A crise na FIFA escalou após a saída de Kevin Lamour e a subsequente retirada de apoio de várias federações e vice-presidentes a Gianni Infantino. A demissão acendeu dúvidas sobre um plano para vender direitos comerciais do Mundial e intensificou a pressão política a poucas semanas da eleição de março, deixando o futuro da presidência e a credibilidade da entidade em xeque.
Infantino perde apoio-chave após demissão de Kevin Lamour
A saída de Kevin Lamour da diretoria de operações virou ponto de ruptura interno, com dirigentes descrevendo o episódio como a “gota d’água” para seu suporte a Gianni Infantino. Várias federações nacionais e membros do conselho passaram a retirar respaldo oficial ao presidente da FIFA, citando preocupações sobre governança, julgamento profissional e falta de transparência no projeto de venda de direitos comerciais.
O que motivou a reação
Lamour havia criticado publicamente o plano de transferir participações dos direitos comerciais do Mundial, afirmando que funcionários foram “enganados” sobre a iniciativa e que ela estaria concentrada nas mãos de uma única pessoa. A demissão inesperada de um executivo visto como guardião de padrões éticos e operacionais alimentou receios sobre decisões centralizadas e práticas de liderança dentro da FIFA.
Quem já questionou Infantino
Nomes influentes do futebol global — incluindo vice-presidentes e presidentes de confederações europeias e asiáticas — manifestaram dúvida sobre a continuidade de Infantino. Dirigentes como Aleksander Čeferin (UEFA), Sheikh Salman (AFC) e Vittorio Montagliani (Concacaf) constam entre os que publicamente expressaram preocupação com a condução da presidência.

Retiradas de apoio por federações
Federações nacionais de diversos países anunciaram que não sustentam mais a candidatura de Infantino. Exemplos incluem a federação do Montenegro e a do País de Gales, enquanto conselhos nacionais em outros países também debateram a posição de seus votos para a eleição vindoura.
Suporte regional e o equilíbrio de poder
Apesar do aumento da oposição em algumas regiões, a FIFA ainda preserva apoios importantes. A Confederação Africana de Futebol (CAF) e a CONMEBOL mantêm respaldo a Infantino, com líderes como Patrice Motsepe defendendo que qualquer mudança deve ocorrer pelo processo democrático das 211 associações.
Por que isso importa para a eleição de março
Infantino enfrenta nova eleição em março; uma vitória garantiria seu quarto mandato até 2031. O realinhamento de federações e vozes críticas dentro do conselho pode reduzir sua margem de segurança, transformar a campanha em batalha política e aumentar a pressão por transparência e reformas antes do voto.
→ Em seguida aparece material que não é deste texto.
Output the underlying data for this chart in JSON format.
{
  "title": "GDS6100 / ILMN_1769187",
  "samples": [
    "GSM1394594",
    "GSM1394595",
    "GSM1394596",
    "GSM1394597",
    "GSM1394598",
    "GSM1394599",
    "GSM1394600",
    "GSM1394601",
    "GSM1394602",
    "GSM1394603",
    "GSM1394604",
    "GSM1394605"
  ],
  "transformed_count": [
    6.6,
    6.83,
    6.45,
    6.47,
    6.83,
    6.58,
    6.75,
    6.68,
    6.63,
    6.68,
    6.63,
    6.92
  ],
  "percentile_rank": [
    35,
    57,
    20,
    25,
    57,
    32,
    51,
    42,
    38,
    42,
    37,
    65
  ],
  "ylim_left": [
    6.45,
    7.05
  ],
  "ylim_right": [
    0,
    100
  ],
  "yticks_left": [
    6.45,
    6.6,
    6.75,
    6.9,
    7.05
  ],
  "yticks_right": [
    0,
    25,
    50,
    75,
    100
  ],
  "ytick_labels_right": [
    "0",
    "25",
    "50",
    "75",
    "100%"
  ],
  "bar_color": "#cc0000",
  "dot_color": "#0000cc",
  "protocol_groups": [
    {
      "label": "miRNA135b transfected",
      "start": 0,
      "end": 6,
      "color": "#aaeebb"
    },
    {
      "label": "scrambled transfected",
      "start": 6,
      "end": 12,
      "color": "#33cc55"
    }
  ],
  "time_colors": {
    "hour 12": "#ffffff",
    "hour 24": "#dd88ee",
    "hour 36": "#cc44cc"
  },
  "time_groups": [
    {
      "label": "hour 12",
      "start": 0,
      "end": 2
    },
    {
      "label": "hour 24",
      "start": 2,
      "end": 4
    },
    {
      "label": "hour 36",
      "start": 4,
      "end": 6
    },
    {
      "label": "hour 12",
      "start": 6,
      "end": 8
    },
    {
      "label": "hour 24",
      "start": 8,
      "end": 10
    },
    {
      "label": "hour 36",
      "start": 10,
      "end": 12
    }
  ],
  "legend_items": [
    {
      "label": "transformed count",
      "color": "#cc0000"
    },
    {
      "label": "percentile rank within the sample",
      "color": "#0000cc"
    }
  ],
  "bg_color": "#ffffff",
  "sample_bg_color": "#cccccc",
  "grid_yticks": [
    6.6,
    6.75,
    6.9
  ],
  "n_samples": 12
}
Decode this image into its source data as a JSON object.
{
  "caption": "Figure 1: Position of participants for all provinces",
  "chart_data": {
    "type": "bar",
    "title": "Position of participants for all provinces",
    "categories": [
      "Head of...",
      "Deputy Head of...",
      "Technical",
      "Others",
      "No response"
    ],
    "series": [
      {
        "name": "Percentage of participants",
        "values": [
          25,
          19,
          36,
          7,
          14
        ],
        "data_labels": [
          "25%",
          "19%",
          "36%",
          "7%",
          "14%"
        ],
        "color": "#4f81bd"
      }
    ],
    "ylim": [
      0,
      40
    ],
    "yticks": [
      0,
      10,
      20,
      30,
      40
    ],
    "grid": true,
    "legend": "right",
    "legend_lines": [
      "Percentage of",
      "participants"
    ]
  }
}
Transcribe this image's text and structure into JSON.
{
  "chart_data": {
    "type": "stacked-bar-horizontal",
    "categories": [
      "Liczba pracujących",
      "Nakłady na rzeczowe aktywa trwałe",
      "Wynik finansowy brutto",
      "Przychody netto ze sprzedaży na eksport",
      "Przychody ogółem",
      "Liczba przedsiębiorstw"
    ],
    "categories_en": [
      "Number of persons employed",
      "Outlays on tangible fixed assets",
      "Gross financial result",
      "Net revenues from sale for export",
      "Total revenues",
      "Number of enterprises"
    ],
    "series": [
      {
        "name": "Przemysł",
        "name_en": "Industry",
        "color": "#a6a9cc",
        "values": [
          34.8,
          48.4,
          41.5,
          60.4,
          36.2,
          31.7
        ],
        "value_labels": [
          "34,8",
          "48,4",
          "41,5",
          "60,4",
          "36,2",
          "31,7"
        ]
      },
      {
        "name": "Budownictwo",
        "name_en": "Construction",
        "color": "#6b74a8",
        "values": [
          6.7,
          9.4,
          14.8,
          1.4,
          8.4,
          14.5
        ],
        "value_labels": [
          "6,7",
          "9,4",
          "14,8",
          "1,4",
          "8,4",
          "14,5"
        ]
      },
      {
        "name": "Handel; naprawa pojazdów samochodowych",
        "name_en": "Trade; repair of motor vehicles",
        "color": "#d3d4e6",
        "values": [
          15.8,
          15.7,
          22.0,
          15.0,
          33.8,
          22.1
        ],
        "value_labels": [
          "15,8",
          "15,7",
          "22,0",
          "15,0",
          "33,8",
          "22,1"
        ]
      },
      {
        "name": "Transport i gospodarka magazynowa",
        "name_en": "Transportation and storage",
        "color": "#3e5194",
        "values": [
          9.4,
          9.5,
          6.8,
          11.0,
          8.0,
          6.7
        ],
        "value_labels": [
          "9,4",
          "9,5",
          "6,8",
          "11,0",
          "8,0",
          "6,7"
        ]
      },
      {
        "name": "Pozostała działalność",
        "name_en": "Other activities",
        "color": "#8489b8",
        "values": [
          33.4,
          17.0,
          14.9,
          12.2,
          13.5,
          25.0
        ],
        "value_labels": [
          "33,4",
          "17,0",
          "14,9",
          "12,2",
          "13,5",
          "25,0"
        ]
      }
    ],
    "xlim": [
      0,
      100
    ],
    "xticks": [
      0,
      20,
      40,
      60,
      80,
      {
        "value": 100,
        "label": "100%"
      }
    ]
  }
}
Análise: implicações para a governança da FIFA
A demissão de um executivo de alto escalão por divergências sobre um projeto comercial revela fragilidades na arquitetura de tomada de decisão da entidade. Isso não é apenas um problema pessoal de liderança: questiona-se o modelo de gestão de receitas e o equilíbrio entre interesses comerciais e integridade institucional. Se essas tensões persistirem, a FIFA corre o risco de ver uma erosão de legitimidade junto a algumas associações e parte do público do futebol.
Eleição em Rabat: 211 membros vão decidir o futuro de Infantino e o rumo da FIFA
O que pode acontecer a seguir
Maior escrutínio interno, pedidos por auditorias e exigências de esclarecimentos sobre o projeto de direitos comerciais são prováveis. Se mais vice-presidentes ou federações anunciarem oposição formal, a dinâmica da eleição pode mudar — forçando negociações internas, promessas de reforma ou até a apresentação de candidaturas alternativas.
O que observar nas próximas semanas
Declarações públicas de Infantino sobre transparência e governança. Posicionamentos oficiais das confederações (UEFA, CAF, CONMEBOL, AFC, Concacaf). Novas retiradas de apoio por federações nacionais. Movimentos no conselho da FIFA e eventuais pedidos formais de investigação ou auditoria. Contagens e alinhamentos de voto entre as 211 associações rumo à eleição de março.
Conclusão
A saída de Kevin Lamour funcionou como catalisador de uma crise política dentro da FIFA, expondo uma divisão real entre blocos regionais e levantando dúvidas sobre processos decisórios. A sobrevivência política de Gianni Infantino agora dependerá menos de resultados esportivos e mais de sua capacidade de restaurar confiança e demonstrar transparência nas semanas que antecedem a eleição.